IVREA - Otto agenti della polizia penitenziaria sono stati condannati in primo grado per falsità in atti, con pene di 1 anno e 6 mesi, nell'ambito di un procedimento per violenze avvenute nel carcere di Ivrea. Sette sono stati assolti. A darne notizia l'associazione Antigone. «I giudici hanno riconosciuto che le documentazioni prodotte dagli agenti condannati - spiegano dall'associazione - che riferivano di cadute e incidenti accidentali erano false e servivano in realtà a coprire condotte violente avvenute ai danni di persone detenute nell'istituto penitenziario». Per gli autori delle violenze, accusati di lesioni in quanto all'epoca della contestazione non era ancora presente il reato di tortura, è intervenuta la prescrizione.

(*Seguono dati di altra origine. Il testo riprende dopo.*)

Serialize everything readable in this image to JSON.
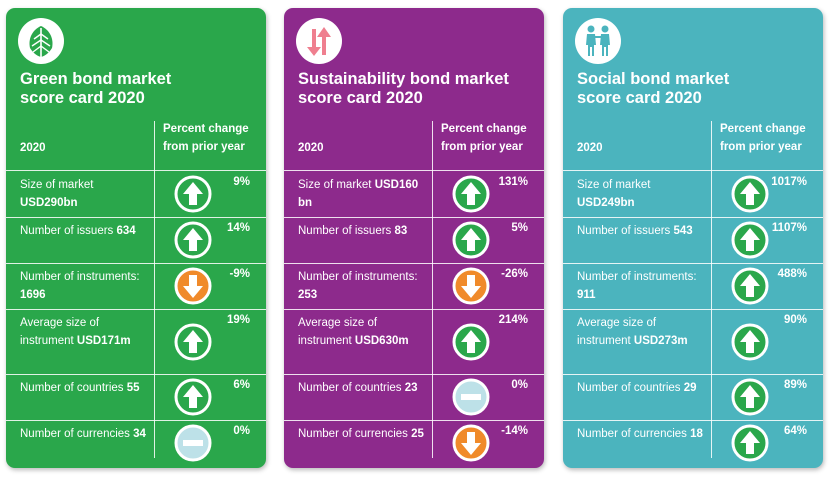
{
  "header_year": "2020",
  "header_change_line1": "Percent change",
  "header_change_line2": "from prior year",
  "colors": {
    "green_card": "#2aa74b",
    "purple_card": "#8d2a8c",
    "teal_card": "#4bb4be",
    "arrow_up": "#2aa74b",
    "arrow_down": "#f08a2a",
    "arrow_flat": "#bde1e8"
  },
  "cards": [
    {
      "id": "green",
      "icon": "leaf-icon",
      "title_line1": "Green bond market",
      "title_line2": "score card 2020",
      "rows": [
        {
          "label_prefix": "Size of market",
          "value": "USD290bn",
          "change": "9%",
          "direction": "up"
        },
        {
          "label_prefix": "Number of issuers",
          "value": "634",
          "change": "14%",
          "direction": "up"
        },
        {
          "label_prefix": "Number of instruments:",
          "value": "1696",
          "change": "-9%",
          "direction": "down"
        },
        {
          "label_prefix": "Average size of instrument",
          "value": "USD171m",
          "change": "19%",
          "direction": "up"
        },
        {
          "label_prefix": "Number of countries",
          "value": "55",
          "change": "6%",
          "direction": "up"
        },
        {
          "label_prefix": "Number of currencies",
          "value": "34",
          "change": "0%",
          "direction": "flat"
        }
      ]
    },
    {
      "id": "purple",
      "icon": "up-down-arrows-icon",
      "title_line1": "Sustainability bond market",
      "title_line2": "score card 2020",
      "rows": [
        {
          "label_prefix": "Size of market",
          "value": "USD160 bn",
          "change": "131%",
          "direction": "up"
        },
        {
          "label_prefix": "Number of issuers",
          "value": "83",
          "change": "5%",
          "direction": "up"
        },
        {
          "label_prefix": "Number of instruments:",
          "value": "253",
          "change": "-26%",
          "direction": "down"
        },
        {
          "label_prefix": "Average size of instrument",
          "value": "USD630m",
          "change": "214%",
          "direction": "up"
        },
        {
          "label_prefix": "Number of countries",
          "value": "23",
          "change": "0%",
          "direction": "flat"
        },
        {
          "label_prefix": "Number of currencies",
          "value": "25",
          "change": "-14%",
          "direction": "down"
        }
      ]
    },
    {
      "id": "teal",
      "icon": "people-icon",
      "title_line1": "Social bond market",
      "title_line2": "score card 2020",
      "rows": [
        {
          "label_prefix": "Size of market",
          "value": "USD249bn",
          "change": "1017%",
          "direction": "up"
        },
        {
          "label_prefix": "Number of issuers",
          "value": "543",
          "change": "1107%",
          "direction": "up"
        },
        {
          "label_prefix": "Number of instruments:",
          "value": "911",
          "change": "488%",
          "direction": "up"
        },
        {
          "label_prefix": "Average size of instrument",
          "value": "USD273m",
          "change": "90%",
          "direction": "up"
        },
        {
          "label_prefix": "Number of countries",
          "value": "29",
          "change": "89%",
          "direction": "up"
        },
        {
          "label_prefix": "Number of currencies",
          "value": "18",
          "change": "64%",
          "direction": "up"
        }
      ]
    }
  ]
}
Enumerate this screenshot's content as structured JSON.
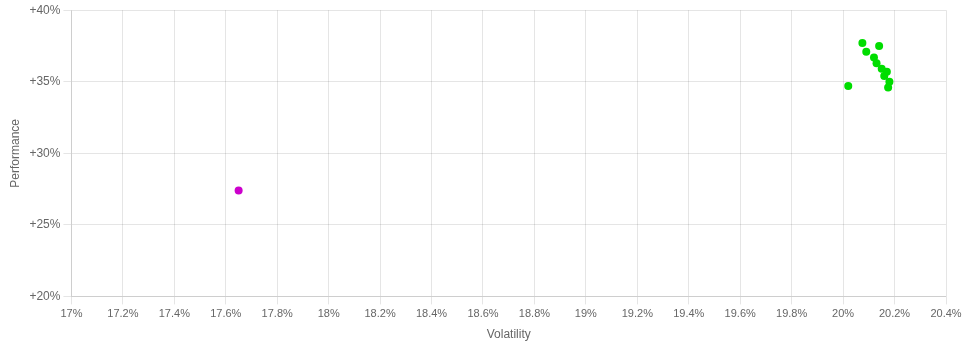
{
  "chart_data": {
    "type": "scatter",
    "xlabel": "Volatility",
    "ylabel": "Performance",
    "xlim": [
      0.17,
      0.204
    ],
    "ylim": [
      0.2,
      0.4
    ],
    "xticks": [
      {
        "value": 0.17,
        "label": "17%"
      },
      {
        "value": 0.172,
        "label": "17.2%"
      },
      {
        "value": 0.174,
        "label": "17.4%"
      },
      {
        "value": 0.176,
        "label": "17.6%"
      },
      {
        "value": 0.178,
        "label": "17.8%"
      },
      {
        "value": 0.18,
        "label": "18%"
      },
      {
        "value": 0.182,
        "label": "18.2%"
      },
      {
        "value": 0.184,
        "label": "18.4%"
      },
      {
        "value": 0.186,
        "label": "18.6%"
      },
      {
        "value": 0.188,
        "label": "18.8%"
      },
      {
        "value": 0.19,
        "label": "19%"
      },
      {
        "value": 0.192,
        "label": "19.2%"
      },
      {
        "value": 0.194,
        "label": "19.4%"
      },
      {
        "value": 0.196,
        "label": "19.6%"
      },
      {
        "value": 0.198,
        "label": "19.8%"
      },
      {
        "value": 0.2,
        "label": "20%"
      },
      {
        "value": 0.202,
        "label": "20.2%"
      },
      {
        "value": 0.204,
        "label": "20.4%"
      }
    ],
    "yticks": [
      {
        "value": 0.2,
        "label": "+20%"
      },
      {
        "value": 0.25,
        "label": "+25%"
      },
      {
        "value": 0.3,
        "label": "+30%"
      },
      {
        "value": 0.35,
        "label": "+35%"
      },
      {
        "value": 0.4,
        "label": "+40%"
      }
    ],
    "grid": true,
    "series": [
      {
        "color": "#00dd00",
        "marker": "circle",
        "x": [
          0.20075,
          0.2014,
          0.2009,
          0.2012,
          0.2013,
          0.2015,
          0.2017,
          0.2016,
          0.2018,
          0.2002,
          0.20175
        ],
        "values": [
          0.377,
          0.375,
          0.371,
          0.367,
          0.363,
          0.359,
          0.357,
          0.354,
          0.35,
          0.347,
          0.346
        ]
      },
      {
        "color": "#cc00cc",
        "marker": "circle",
        "x": [
          0.1765
        ],
        "values": [
          0.274
        ]
      }
    ]
  }
}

A marzo 2016 Antigone aveva ricevuto una lettera di denuncia di alcuni detenuti del carcere di Ivrea, i quali raccontavano di aver assistito a un episodio di violenza. Tre i procedimenti penali nati dalle denunce. Dopo le prime indagini, per due volte il Pubblico Ministero ha chiesto l'archiviazione alla quale Antigone si è opposta. E' stata poi la procura generale presso la Corte di Appello di Torino a prendere in mano le indagini.
«Il procedimento era uno di quelli che, in quel periodo, diede forte spinta alla campagna di Antigone per l'introduzione del reato di tortura nel codice penale - dichiara Patrizio Gonnella, presidente di Antigone - la sentenza ci dice che violenza ci fu e ci fu un tentativo di coprirla. Come in altri casi il ruolo di Antigone è della società civile è stato fondamentale per l'emersione di questi casi e nel fare in modo che la cosa non finisse senza che la verità processuale fosse accertata. Ci sono voluti lunghi dieci anni, faticosi per le vittime e anche per noi. Ma la determinazione paga. E in qualche modo la giustizia arriva». I legali degli agenti condannati hanno preannunciato ricorso in Appello.